Right, November 1979. That month sticks in my mind for one particular reason, a real lesson in… well, let’s call it ‘bureaucratic adventure’. I’d gotten my hands on this old shortwave radio, a real beast from way back, and I was determined to get it working. The problem? No manual. And this wasn’t some simple gadget you could just poke around in. This thing had more tubes and wires than I’d ever seen.

So, the quest began. First stop, the main library. They had a decent technical section, or so I thought. The librarian, bless her, looked at me like I’d asked for a map to the moon when I mentioned the model number. “Never heard of it, son. Maybe try the specialist archives?” Okay, fair enough.
The Grand Tour of ‘No’
The “specialist archives” turned out to be a dusty room in the basement of some government building, staffed by a guy who seemed to be older than the radio itself. He shuffled through cards for what felt like an eternity, then announced, “Ah, yes. We might have had that. But it would have been transferred to the ‘Central Depository’.” Where was that? Another bus ride across town, of course.
At the Central Depository, which was basically a warehouse full of paper, I had to fill out three forms, in triplicate, mind you. In triplicate! Just to request a search. They said it would take “four to six weeks” to even know if they had it. I remember thinking, “Are they carving the answer on a stone tablet?”
- Week one: Silence.
- Week two: More silence. I called. “It’s in process,” a voice droned.
- Week three: I actually went back. The same forms were still in an ‘incoming’ tray. No one had touched them.
I was getting pretty fed up. I talked to a ham radio enthusiast I knew, an older fella. He just chuckled. “Oh, you’re going through the system,” he said. “Good luck with that. Most of us just trade photocopies of photocopies.”
Eventually, after what must have been nearly two months, not six weeks, a letter arrived. Not the manual, oh no. A letter stating that the document reference was “ambiguous” and I needed to provide more details. What details? I gave them everything I had! The radio was practically my only detail!

In the end, you know what I did? I gave up on the official channels. That old ham radio guy, he eventually found a tattered, coffee-stained copy of a similar model’s schematic from a friend of a friend in another state. It wasn’t perfect, but it was enough to get me started. I got the radio working, sort of. It crackled more than it talked, but it was a victory nonetheless.

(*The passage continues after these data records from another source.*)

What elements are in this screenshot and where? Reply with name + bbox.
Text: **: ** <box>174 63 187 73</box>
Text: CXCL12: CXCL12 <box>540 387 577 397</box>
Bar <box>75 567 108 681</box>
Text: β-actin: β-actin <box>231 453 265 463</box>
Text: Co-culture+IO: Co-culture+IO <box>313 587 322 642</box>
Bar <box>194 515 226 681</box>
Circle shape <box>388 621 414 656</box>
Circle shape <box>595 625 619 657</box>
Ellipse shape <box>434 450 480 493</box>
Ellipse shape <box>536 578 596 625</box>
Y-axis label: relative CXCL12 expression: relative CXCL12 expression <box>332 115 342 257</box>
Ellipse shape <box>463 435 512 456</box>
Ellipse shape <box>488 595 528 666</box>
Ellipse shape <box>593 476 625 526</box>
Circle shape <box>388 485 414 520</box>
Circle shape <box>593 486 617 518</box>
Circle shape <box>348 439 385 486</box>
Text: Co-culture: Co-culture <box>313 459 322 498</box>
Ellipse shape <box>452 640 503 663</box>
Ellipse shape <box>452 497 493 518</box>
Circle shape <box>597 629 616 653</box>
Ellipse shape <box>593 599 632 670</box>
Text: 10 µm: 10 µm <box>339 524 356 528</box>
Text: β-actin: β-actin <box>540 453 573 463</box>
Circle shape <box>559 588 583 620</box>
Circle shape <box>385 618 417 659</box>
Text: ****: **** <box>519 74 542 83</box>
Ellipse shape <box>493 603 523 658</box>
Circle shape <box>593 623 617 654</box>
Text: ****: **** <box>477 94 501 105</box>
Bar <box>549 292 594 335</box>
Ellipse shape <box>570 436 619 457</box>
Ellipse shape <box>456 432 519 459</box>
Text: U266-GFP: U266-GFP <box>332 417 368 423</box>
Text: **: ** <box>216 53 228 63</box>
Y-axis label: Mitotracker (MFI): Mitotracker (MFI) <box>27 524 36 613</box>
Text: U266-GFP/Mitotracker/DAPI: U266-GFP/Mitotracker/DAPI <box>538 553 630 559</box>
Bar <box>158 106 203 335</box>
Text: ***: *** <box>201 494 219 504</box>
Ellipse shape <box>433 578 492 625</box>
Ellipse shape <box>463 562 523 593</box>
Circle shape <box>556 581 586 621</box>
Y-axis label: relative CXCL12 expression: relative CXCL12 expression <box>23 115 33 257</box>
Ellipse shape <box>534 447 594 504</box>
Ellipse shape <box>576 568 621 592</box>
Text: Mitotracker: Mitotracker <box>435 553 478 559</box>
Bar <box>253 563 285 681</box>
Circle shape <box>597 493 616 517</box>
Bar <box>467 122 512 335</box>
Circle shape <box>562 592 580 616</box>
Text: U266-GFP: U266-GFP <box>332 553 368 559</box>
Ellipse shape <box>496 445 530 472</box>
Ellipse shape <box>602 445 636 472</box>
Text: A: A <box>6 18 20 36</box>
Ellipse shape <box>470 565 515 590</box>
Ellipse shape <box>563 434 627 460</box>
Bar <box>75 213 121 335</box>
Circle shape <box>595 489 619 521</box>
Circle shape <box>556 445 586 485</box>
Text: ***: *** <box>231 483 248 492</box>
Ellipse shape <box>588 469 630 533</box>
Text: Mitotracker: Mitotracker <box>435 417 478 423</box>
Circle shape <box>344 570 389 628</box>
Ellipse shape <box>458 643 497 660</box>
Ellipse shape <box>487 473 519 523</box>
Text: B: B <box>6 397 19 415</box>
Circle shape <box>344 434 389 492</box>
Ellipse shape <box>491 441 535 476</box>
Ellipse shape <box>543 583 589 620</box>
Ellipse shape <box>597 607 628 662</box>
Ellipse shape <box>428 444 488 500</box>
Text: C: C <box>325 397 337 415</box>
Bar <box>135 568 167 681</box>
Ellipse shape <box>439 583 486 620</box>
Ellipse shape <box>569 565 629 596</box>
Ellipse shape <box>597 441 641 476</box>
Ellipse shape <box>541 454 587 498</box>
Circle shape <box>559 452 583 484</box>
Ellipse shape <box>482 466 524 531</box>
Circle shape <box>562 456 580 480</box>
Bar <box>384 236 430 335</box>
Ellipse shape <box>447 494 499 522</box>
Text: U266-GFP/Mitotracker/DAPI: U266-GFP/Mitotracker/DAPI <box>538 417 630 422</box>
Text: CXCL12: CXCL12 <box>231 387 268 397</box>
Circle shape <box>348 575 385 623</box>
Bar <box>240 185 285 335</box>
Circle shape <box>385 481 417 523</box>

It taught me something, that whole ordeal. Sometimes, the official way is the longest, most frustrating way possible. And that “four to six weeks” can mean “never, unless you make a real nuisance of yourself.” Makes you wonder how anything got done back then. Or maybe, just maybe, it’s not all that different now, just with different forms to fill out online, lost in different digital black holes.